Tronnier then was a freelancer with Voigtlaender
Braunschweig and cited from his own invention of the
ANGULON, also a symmetrical 6-element-lens, made 22 years
before when he was Technical Director at Joseph Schneider
Kreuznach. The new lens was claimed to be faster, better
corrected for aberrations (especially at the picture edges)
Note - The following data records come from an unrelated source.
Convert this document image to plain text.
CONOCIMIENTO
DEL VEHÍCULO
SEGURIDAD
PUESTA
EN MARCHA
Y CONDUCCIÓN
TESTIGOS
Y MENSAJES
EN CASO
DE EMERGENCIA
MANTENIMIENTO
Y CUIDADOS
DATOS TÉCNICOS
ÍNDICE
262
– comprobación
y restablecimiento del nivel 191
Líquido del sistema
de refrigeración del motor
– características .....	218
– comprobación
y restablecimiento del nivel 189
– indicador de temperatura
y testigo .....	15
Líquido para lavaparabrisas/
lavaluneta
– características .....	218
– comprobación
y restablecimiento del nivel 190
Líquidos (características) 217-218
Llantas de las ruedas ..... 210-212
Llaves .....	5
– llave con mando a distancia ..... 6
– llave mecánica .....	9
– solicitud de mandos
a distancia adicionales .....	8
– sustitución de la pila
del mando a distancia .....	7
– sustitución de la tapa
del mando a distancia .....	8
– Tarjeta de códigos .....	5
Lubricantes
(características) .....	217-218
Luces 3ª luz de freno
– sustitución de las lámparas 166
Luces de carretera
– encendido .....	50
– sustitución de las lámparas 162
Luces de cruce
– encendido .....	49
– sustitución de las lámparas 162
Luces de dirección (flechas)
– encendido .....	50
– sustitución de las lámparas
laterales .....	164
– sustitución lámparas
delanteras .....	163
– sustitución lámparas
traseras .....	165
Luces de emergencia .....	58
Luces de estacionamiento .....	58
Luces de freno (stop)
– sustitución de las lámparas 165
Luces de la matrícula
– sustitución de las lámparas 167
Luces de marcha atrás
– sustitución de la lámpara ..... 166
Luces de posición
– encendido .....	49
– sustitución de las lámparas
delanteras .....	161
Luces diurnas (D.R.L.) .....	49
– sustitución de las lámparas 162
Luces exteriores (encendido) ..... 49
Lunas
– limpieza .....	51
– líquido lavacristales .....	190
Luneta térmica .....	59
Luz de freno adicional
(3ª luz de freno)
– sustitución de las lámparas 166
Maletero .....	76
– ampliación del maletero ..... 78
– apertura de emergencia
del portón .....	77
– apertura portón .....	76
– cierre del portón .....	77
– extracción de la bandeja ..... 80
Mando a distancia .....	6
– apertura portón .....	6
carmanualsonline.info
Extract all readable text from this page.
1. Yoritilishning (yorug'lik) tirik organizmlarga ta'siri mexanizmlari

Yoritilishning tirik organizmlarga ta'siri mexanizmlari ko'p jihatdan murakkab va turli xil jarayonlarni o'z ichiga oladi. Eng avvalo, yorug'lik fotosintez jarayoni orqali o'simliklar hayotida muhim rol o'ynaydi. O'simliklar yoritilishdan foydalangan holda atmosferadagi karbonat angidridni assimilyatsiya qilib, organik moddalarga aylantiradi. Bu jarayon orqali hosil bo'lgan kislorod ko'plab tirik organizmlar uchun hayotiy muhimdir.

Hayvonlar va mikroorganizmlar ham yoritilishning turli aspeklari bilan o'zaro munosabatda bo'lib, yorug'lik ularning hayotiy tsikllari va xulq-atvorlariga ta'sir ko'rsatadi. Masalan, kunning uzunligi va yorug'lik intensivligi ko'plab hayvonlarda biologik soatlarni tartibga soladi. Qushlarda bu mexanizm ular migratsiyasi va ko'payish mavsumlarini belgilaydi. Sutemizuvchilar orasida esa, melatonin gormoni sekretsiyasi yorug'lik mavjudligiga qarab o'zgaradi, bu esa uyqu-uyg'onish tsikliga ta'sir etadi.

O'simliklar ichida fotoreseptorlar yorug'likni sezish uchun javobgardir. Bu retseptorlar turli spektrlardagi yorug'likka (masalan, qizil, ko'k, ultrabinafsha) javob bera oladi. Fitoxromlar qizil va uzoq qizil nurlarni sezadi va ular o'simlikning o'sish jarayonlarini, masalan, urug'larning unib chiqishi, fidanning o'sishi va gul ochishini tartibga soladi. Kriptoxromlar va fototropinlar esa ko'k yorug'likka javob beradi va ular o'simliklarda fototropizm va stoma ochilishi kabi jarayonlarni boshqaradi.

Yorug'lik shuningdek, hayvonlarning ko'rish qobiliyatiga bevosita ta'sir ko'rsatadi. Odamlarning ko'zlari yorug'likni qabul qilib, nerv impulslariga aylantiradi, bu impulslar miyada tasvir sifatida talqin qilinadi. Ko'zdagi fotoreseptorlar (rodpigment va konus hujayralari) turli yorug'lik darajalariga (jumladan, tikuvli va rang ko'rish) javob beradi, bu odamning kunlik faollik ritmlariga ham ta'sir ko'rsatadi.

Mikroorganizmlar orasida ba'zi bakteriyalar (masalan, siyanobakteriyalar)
and has a larger image circle or angle of view. Tronnier,
working in Goettingen, 70 miles from Braunschweig, master of
logarithm boards and mechanical abacus machines in the
pre-computer era, also invented the Xenon, Ultron and Nokton
Based on this patent - therefore probably not much later (hardly earlier) - VOIGTLAENDER launched its first and only Large Format (LF) wideangle lens, the ULTRAGON in 1:5.5/ 115mm (calulated for 5x7 inch image area). For smaller image circles, i.e. 120 roll film (6x6 or 6x9 cm) this wasn't offered, although the compact Schneider Angulon 1:6.8/65mm was still in the market, which results were just avarage if not stopped down 3-4 f/-stops. Moreover, there was the brand-new Biogon offered by Zeiss (calculated by L. Bertele), with even wider image area (90°), though substantially larger, more heavy and not usable with most low weight or travel cameras.